La rotta marittima strategica al largo della costa meridionale iraniana resta infatti fortemente compromessa da settimane, limitando i flussi globali di petrolio e alimentando timori di una più ampia crisi energetica.
“Il Medio Oriente è tornato al centro dell’attenzione nel fine settimana, e qualsiasi normalizzazione del traffico nello Stretto di Hormuz sembra ora destinata a slittare”, ha scritto in una nota Felix Vezina-Poirier, Chief Strategist di BCA Research.
Anche il mercato petrolifero ha reagito con nuovi rialzi. I futures sul Brent sono saliti del 2,0% a 106,30 dollari al barile, restando nettamente sopra i livelli di circa 70 dollari registrati prima dell’escalation del conflitto.

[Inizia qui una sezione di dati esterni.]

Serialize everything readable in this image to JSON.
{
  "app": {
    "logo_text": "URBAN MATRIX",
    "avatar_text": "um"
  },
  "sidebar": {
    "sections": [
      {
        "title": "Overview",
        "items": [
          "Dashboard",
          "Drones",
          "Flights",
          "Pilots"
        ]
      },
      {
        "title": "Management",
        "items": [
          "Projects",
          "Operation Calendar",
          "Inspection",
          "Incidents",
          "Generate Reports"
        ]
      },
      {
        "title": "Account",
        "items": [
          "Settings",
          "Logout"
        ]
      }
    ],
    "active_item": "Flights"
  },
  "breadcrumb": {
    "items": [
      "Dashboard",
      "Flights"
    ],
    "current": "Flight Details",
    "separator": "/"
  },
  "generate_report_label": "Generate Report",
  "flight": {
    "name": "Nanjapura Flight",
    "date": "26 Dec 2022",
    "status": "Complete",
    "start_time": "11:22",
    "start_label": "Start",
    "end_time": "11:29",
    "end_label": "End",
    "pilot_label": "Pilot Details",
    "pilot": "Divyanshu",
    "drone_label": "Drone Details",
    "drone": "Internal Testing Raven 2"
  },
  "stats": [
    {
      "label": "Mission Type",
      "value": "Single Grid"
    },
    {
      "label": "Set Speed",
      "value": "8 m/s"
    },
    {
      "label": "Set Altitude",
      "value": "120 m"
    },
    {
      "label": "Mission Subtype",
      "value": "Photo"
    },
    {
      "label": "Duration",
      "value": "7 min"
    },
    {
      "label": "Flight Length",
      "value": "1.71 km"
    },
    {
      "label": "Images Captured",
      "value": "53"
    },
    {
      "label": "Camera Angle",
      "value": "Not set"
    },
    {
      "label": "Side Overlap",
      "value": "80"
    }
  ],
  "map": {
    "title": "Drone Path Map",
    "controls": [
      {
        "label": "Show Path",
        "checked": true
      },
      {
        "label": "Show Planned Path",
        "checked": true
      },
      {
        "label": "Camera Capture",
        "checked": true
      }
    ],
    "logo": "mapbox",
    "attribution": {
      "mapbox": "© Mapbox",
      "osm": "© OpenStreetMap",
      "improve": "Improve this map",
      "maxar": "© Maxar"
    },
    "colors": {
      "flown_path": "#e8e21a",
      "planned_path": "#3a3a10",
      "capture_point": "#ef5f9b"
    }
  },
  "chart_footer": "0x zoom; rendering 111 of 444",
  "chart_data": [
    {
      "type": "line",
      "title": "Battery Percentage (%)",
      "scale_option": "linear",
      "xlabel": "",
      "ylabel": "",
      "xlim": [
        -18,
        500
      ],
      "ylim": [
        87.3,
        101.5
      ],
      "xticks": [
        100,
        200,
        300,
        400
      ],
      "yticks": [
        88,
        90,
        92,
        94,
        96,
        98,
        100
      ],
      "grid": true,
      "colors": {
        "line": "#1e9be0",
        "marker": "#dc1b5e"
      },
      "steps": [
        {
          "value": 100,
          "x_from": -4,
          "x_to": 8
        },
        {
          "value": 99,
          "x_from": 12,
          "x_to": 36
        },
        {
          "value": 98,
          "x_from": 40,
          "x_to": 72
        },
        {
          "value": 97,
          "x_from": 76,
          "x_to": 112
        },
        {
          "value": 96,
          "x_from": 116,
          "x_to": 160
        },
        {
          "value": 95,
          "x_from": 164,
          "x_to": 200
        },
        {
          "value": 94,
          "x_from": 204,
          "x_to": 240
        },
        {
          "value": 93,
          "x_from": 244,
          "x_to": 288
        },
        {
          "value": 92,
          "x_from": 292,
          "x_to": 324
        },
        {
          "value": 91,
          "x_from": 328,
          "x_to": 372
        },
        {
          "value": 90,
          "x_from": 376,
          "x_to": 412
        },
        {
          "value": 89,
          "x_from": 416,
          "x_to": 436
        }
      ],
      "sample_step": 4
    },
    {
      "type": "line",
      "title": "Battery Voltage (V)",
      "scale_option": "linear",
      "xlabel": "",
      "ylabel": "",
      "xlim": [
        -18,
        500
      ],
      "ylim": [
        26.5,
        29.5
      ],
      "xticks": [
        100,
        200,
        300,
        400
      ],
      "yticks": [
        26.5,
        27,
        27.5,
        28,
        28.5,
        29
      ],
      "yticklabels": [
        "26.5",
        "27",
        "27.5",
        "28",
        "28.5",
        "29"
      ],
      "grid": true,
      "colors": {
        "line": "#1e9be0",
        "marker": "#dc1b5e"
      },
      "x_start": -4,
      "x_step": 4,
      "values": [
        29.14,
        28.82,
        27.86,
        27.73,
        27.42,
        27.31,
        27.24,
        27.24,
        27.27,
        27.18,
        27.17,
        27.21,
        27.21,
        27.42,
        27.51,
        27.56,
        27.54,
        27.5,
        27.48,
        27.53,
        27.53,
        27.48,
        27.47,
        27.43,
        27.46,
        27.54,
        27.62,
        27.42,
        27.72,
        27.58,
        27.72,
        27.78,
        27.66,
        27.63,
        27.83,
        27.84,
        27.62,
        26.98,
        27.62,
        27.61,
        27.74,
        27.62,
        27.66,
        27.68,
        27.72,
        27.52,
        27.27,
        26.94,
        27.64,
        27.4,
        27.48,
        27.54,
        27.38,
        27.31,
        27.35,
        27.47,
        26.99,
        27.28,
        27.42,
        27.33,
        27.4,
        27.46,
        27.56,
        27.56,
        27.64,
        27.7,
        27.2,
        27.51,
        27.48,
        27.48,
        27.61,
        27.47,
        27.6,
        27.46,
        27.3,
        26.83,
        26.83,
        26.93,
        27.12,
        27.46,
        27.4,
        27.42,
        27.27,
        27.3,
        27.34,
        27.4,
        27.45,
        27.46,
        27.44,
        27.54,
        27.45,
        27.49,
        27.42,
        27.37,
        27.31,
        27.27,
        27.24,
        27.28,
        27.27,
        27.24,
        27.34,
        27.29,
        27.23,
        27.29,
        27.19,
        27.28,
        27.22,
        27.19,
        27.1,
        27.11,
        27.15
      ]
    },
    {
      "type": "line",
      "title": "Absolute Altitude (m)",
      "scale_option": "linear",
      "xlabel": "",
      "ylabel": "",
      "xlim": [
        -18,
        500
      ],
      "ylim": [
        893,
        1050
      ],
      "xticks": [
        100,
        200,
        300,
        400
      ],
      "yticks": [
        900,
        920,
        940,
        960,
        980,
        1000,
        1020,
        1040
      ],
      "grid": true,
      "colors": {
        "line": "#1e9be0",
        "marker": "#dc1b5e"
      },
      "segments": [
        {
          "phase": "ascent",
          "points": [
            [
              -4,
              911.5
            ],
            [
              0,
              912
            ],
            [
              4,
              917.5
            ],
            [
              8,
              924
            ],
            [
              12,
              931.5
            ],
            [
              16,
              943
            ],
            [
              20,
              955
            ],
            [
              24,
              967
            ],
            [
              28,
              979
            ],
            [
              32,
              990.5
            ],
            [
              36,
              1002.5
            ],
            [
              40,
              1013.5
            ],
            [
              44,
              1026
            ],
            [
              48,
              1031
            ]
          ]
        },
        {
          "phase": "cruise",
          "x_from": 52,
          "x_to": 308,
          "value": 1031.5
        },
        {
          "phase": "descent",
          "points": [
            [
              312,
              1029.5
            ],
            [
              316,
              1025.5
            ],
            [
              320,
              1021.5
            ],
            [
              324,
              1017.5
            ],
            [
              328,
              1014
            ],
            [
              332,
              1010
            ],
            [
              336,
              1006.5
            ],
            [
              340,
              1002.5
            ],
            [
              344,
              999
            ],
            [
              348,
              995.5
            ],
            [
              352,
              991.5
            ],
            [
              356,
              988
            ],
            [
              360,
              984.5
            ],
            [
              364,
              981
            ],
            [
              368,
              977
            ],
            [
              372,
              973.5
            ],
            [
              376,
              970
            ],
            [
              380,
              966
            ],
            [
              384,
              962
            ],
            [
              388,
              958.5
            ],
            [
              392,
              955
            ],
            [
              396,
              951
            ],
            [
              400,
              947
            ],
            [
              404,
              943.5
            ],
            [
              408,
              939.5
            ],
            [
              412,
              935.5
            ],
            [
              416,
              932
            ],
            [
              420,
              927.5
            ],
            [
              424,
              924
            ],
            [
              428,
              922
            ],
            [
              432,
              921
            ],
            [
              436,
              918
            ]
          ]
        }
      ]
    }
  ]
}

L’aumento del prezzo del petrolio ha rafforzato i timori di nuove pressioni inflazionistiche a livello globale, alimentando le aspettative che le banche centrali possano mantenere una politica monetaria restrittiva o aumentare ulteriormente i tassi di interesse.
Nel frattempo, i rendimenti dei titoli di Stato europei sono saliti, aggiungendo ulteriore pressione ai mercati azionari mentre gli investitori rivedono le aspettative sui costi di finanziamento e sulla crescita economica.